Use Case
In the following example a real life scenario is introduced and it is described how it can be fixed with Reaction.
Let's assume we have a Hermes CRM application. This system suffers with a memory leak which causes the application to crash and it has to be restarted by the system administrators.
The application has two running instances, on ACME00 and on ACME01. In order to perform a correct restart both application instances have to be restarted. The application runs on Weblogic application server.

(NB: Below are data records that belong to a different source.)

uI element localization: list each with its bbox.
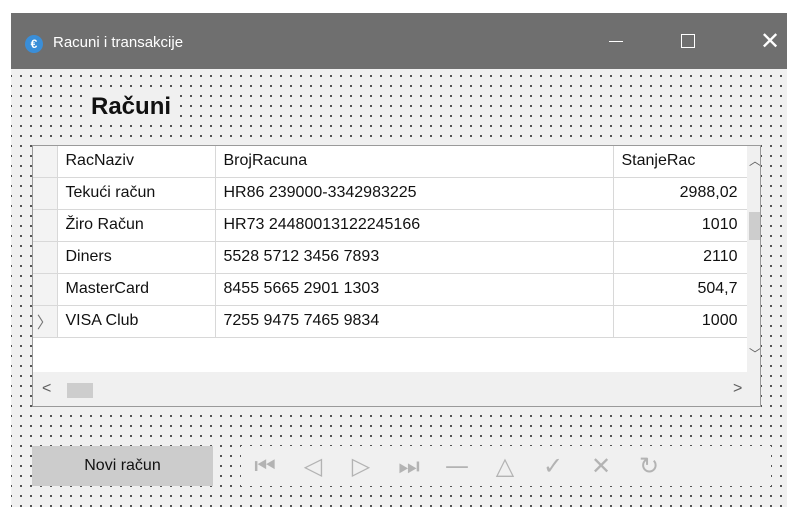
scroll-up-icon[interactable]: ︿ (749, 155, 760, 167)
form-client-area: Računi RacNaziv BrojRacuna StanjeRac Tek… (11, 69, 787, 507)
cell-racnaziv[interactable]: Žiro Račun (57, 209, 216, 242)
scroll-left-icon[interactable]: < (42, 381, 51, 397)
maximize-button[interactable] (659, 13, 717, 69)
title-bar: € Racuni i transakcije ✕ (11, 13, 787, 69)
first-record-button[interactable]: ⏮ (241, 446, 289, 486)
post-record-icon: ✓ (542, 452, 564, 480)
refresh-button[interactable]: ↻ (625, 446, 673, 486)
first-record-icon: ⏮ (254, 452, 276, 480)
cell-racnaziv[interactable]: Diners (57, 241, 216, 274)
header-row: RacNaziv BrojRacuna StanjeRac (33, 146, 749, 178)
scrollbar-corner (747, 372, 760, 406)
row-header-corner (33, 146, 58, 178)
row-header[interactable] (33, 177, 58, 210)
last-record-icon: ⏭ (398, 452, 420, 480)
table-row[interactable]: Tekući račun HR86 239000-3342983225 2988,0… (33, 177, 749, 210)
minimize-button[interactable] (587, 13, 645, 69)
last-record-button[interactable]: ⏭ (385, 446, 433, 486)
vertical-scroll-thumb[interactable] (749, 212, 760, 240)
cell-brojracuna[interactable]: 8455 5665 2901 1303 (215, 273, 614, 306)
cell-brojracuna[interactable]: 7255 9475 7465 9834 (215, 305, 614, 338)
previous-record-button[interactable]: ◁ (289, 446, 337, 486)
previous-record-icon: ◁ (303, 452, 323, 480)
row-header[interactable] (33, 273, 58, 306)
close-button[interactable]: ✕ (741, 13, 787, 69)
horizontal-scroll-thumb[interactable] (67, 383, 93, 398)
cell-racnaziv[interactable]: MasterCard (57, 273, 216, 306)
delete-record-icon: — (445, 452, 469, 480)
cell-stanjerac[interactable]: 1010 (613, 209, 749, 242)
cell-racnaziv[interactable]: VISA Club (57, 305, 216, 338)
table-row[interactable]: MasterCard 8455 5665 2901 1303 504,7 (33, 273, 749, 306)
column-header-stanjerac[interactable]: StanjeRac (613, 146, 749, 178)
row-header[interactable] (33, 209, 58, 242)
euro-icon: € (25, 35, 43, 53)
current-row-indicator-icon[interactable]: 〉 (33, 305, 58, 338)
close-icon: ✕ (759, 27, 781, 55)
column-header-brojracuna[interactable]: BrojRacuna (215, 146, 614, 178)
accounts-table: RacNaziv BrojRacuna StanjeRac Tekući rač… (33, 146, 749, 338)
scroll-right-icon[interactable]: > (733, 381, 742, 397)
cell-stanjerac[interactable]: 2988,02 (613, 177, 749, 210)
next-record-button[interactable]: ▷ (337, 446, 385, 486)
cell-stanjerac[interactable]: 504,7 (613, 273, 749, 306)
cell-brojracuna[interactable]: HR73 24480013122245166 (215, 209, 614, 242)
delete-record-button[interactable]: — (433, 446, 481, 486)
cell-stanjerac[interactable]: 2110 (613, 241, 749, 274)
page-title: Računi (87, 93, 176, 121)
new-account-button[interactable]: Novi račun (32, 446, 213, 486)
horizontal-scrollbar[interactable]: < > (33, 372, 760, 406)
post-record-button[interactable]: ✓ (529, 446, 577, 486)
cell-racnaziv[interactable]: Tekući račun (57, 177, 216, 210)
cancel-record-button[interactable]: ✕ (577, 446, 625, 486)
minimize-icon (609, 40, 623, 42)
next-record-icon: ▷ (351, 452, 371, 480)
cell-brojracuna[interactable]: HR86 239000-3342983225 (215, 177, 614, 210)
scroll-down-icon[interactable]: ﹀ (749, 348, 760, 360)
vertical-scrollbar[interactable]: ︿ ﹀ (747, 146, 760, 372)
accounts-grid[interactable]: RacNaziv BrojRacuna StanjeRac Tekući rač… (32, 145, 761, 407)
column-header-racnaziv[interactable]: RacNaziv (57, 146, 216, 178)
table-row[interactable]: Žiro Račun HR73 24480013122245166 1010 (33, 209, 749, 242)
window-title: Racuni i transakcije (53, 34, 184, 51)
edit-record-button[interactable]: △ (481, 446, 529, 486)
table-row[interactable]: 〉 VISA Club 7255 9475 7465 9834 1000 (33, 305, 749, 338)
cell-stanjerac[interactable]: 1000 (613, 305, 749, 338)
cancel-record-icon: ✕ (590, 452, 612, 480)
record-navigator: ⏮ ◁ ▷ ⏭ — △ ✓ ✕ ↻ (241, 446, 771, 486)
maximize-icon (681, 34, 695, 48)
edit-record-icon: △ (495, 452, 515, 480)
refresh-icon: ↻ (638, 452, 660, 480)
row-header[interactable] (33, 241, 58, 274)
cell-brojracuna[interactable]: 5528 5712 3456 7893 (215, 241, 614, 274)
table-row[interactable]: Diners 5528 5712 3456 7893 2110 (33, 241, 749, 274)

The following video shows how Reaction can help when the memory leak emerges (the
demo Docker container
contains the execution flow of the use case and the event life records of the running flow).
The
Quick set-up
page contains details how to set-up the Reaction components to fix the issue.
Short explanation
Preliminary setup
The Hermes CRM system is modelled like a tree by creating a top level (parent) system (
Hermes CRM
) and two low level (child) systems (
Hermes - ACME00
,
Hermes - ACME01
) where only the host names are set. All the common properties (e.g. the location of the log files which are the same on the server machines, maintenance window, etc.) of the two running instances are specified in the top level system.
The OS commands to be executed are specified in the execution flow which also contains if-else branches and email sending commands (first stop the Weblogic managed server on host ACME000 and check if it is stopped -> if it is not then fail the flow and send a mail -> if it is stopped correctly then start it on host ACME00 and check if it is started -> ...).
The error detector is the place where the systems and the execution flow are assigned to each other. The top level system is selected (i.e. both low level systems will be part of the log file monitoring), a pattern has to be set that will be monitored in the log files (
.*java.lang.OutOfMemoryError: Java heap space.*
) and the execution flow is chosen to be executed if the pattern is found.
The workers are installed on ACME00 and on ACME01 machines, the reader worker will observe the log file based on the data set on the top level system.
Execution flow in action
First the out of memory error is caused in Hermes CRM. As soon as it occured a mail is sent that a new incident has to be dealt with and the execution flow has to be confirmed to start. As a demonstration a faulty command is added to the flow which can be reexecuted or skipped.
Another fake command is put to the flow which holds the execution for a few seconds. The reason of it is to show if another similar incident emerges while the flow (which is suposed to fix the issue) is running then this new incident won't start the flow again (while the other one still running).